A Culture of Honor

Driving down a familiar road, I came up over the hill and was arrested by the sight of hundreds of flags with white crosses at the base, posted in memory of those who died in service to our country. The ultimate sacrifice for a priceless gift: freedom. The display was for Memorial Day, a day of honor. Something shifted in my heart and stimulated my thinking.

Honor and respect are fundamental to building a life of success and significance. Success and significance are represented by the quality of our relationships. Humility, integrity, and honor are intricately connected in building long-lasting relationships. And since the quality of our relationships results in the quality of our lives, these three attributes should be elevated in our understanding.

Humility is defined as “freedom from pride or arrogance: the quality or state of being humble”. To be humble means to be unpretentious; to refrain from being haughty or arrogant. I think of  humility as the willingness to sit down on the inside. It’s choosing to listen when you want to talk. It means letting go of the need to be right. It’s choosing to honor another by listening without judgment – and without interruption.

True humility is not thinking less of yourself, it’s thinking of yourself less. – C.S. Lewis

Integrity is synonymous with honesty and choosing to do the right thing, whether it’s easy or not. There’s never a wrong time to do the right thing. Ralph Waldo Emerson quipped, “the louder he talked about honor, the faster we counted our spoons”. This makes us chuckle, but it refers to the fact that integrity is reflected in the way we live, not what we give lip service to. Reputation is what other people know about you. Integrity is what you know about yourself.

If you have integrity, nothing else matters. If you don’t have integrity, nothing else matters.” – Harvey Mackay

Honor means showing respect and is a choice to lift and esteem another.
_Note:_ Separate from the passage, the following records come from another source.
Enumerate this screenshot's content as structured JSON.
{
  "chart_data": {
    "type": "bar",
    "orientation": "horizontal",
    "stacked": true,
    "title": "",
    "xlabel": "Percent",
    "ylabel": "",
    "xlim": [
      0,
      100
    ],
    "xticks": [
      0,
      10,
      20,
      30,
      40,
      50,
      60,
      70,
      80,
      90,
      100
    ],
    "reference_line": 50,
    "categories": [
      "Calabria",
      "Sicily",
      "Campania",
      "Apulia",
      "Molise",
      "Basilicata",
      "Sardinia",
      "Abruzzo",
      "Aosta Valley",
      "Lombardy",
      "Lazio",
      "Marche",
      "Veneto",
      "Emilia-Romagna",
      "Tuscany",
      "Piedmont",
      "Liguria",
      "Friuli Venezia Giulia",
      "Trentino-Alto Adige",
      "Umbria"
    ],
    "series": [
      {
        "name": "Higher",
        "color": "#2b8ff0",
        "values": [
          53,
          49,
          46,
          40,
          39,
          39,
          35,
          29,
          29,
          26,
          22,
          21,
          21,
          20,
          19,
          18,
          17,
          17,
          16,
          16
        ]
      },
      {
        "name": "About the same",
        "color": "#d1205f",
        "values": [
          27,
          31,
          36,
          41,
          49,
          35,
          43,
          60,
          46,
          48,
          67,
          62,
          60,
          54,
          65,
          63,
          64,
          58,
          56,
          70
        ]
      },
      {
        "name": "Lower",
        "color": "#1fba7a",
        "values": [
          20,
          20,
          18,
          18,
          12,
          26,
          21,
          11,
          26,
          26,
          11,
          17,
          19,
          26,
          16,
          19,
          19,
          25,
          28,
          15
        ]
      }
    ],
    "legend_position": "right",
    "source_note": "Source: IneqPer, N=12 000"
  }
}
Merriam Webster defines honor as a showing of merited respect and a keen sense of ethical conduct. Winston Churchill said, “our inheritance of well-founded, slowly conceived codes of honor, morals, and manners, the passionate convictions, which so many hundreds of millions share together of the principles of freedom and justice, are far more precious to us than anything which scientific discoveries could bestow”.

Ability without honor is useless. – Marcus Cicero

How different would the world be if the majority of people wanted to create a culture of honor? As an executive trainer committed to working with teams to raise their emotional intelligence and build a healthy culture, I get excited about the concept of a culture of honor. Yet as I’ve pondered this term, I’ve become aware that an offensive counterfeit has tried to steal the concept. In some cultures, the term has become distorted to mean “feeling obliged to protect one’s reputation by answering insults, affronts, and threats, often through the use of violence”. We see this in the news every day. Historically, family feuds illustrate this cultural attitude. Currently, inner-city gang behavior displays an evil and warped since of this type of “honor”.

 It’s time to restore the true meaning of a culture of honor in individuals and the organizations we work in. The result will be unity. Unity is an expression of connection with others. Authentic connection results in an optimal mindset to problem-solve, learn, and grow.

What is your part in establishing a genuine culture of honor? It can start in your family, your workplace, your community. It begins here and now with you and me. Humility, integrity, and honor pave the way.